Seismic studies of the Cody terrace complex bordering the Shoshone River near Cody, Wyoming, disclose: (1) no relationship between surficial terrace form and underlying bedrock topography; (2) irregular bedrock topography with relief up to 50 feet; (3) thickness of gravel and silt overlying bedrock averaging about 60 feet and reaching a maximum of more than 100 feet. These data suggest that the Cody terrace is an alluvial terrace, not a rock-cut terrace as previously postulated.

Although interrupted by the Shoshone canyon, the gravel in the Cody terrace is believed to be the correlative of the gravel in the lower terrace complex in the South Fork valley which is traceable into valley-train deposits fronting the moraine at Ishawooa.

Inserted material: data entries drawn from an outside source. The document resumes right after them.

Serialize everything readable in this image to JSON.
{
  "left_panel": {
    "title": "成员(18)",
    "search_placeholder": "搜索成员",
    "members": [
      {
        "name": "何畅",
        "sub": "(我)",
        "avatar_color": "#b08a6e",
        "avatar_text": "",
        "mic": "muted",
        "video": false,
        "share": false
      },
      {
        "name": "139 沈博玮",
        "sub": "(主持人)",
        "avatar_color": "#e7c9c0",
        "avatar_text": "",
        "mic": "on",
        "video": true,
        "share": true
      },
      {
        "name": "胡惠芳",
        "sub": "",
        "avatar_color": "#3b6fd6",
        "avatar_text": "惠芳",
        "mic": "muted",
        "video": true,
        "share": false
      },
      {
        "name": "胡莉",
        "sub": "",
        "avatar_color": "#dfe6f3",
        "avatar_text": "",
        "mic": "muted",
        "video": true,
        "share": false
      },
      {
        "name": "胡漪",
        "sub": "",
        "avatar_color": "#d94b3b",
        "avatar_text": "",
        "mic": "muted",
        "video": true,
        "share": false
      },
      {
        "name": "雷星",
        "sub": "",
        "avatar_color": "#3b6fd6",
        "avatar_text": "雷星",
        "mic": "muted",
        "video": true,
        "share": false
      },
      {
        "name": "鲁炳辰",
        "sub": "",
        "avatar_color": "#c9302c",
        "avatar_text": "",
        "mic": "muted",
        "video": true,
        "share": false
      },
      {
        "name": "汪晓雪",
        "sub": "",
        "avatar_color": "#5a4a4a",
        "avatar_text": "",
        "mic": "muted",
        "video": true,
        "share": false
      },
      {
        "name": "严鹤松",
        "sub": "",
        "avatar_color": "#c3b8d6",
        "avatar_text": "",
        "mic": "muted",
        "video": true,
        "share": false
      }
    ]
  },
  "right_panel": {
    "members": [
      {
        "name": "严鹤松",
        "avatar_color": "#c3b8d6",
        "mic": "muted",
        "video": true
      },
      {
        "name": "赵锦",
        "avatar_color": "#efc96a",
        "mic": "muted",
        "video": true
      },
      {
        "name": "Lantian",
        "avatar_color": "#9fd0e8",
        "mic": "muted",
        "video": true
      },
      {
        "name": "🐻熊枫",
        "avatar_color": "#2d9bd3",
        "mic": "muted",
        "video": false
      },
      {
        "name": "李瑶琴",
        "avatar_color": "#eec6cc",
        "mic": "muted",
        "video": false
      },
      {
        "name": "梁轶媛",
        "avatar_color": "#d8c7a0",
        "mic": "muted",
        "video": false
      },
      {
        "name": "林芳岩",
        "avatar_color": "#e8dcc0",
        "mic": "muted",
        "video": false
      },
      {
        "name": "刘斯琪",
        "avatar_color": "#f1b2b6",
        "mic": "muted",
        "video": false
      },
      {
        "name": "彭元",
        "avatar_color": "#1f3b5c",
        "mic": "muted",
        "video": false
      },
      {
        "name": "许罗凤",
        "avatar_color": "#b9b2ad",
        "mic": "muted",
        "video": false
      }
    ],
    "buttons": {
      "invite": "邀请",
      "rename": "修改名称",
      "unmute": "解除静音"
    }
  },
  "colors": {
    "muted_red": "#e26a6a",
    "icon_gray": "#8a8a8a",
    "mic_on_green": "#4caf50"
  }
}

The Cody gravel is therefore in part glaciofluvial.

The Cody terrace was probably formed in three stages: (1) cutting of the broad bedrock floor beneath the gravel during a period of lateral cutting and slow downcutting from the Powell surface; (2) deposition of a gravel fill to the height of the highest Cody bench during a period of aggradation associated with advance of glaciers in the upper Shoshone Valley; (3) cutting of the benches of the Cody terrace in the fill by lateral planation and slow downcutting during and after retreat of the ice from the Shoshone drainage area.

These results underscore the usefulness of seismic studies in geomorphic work.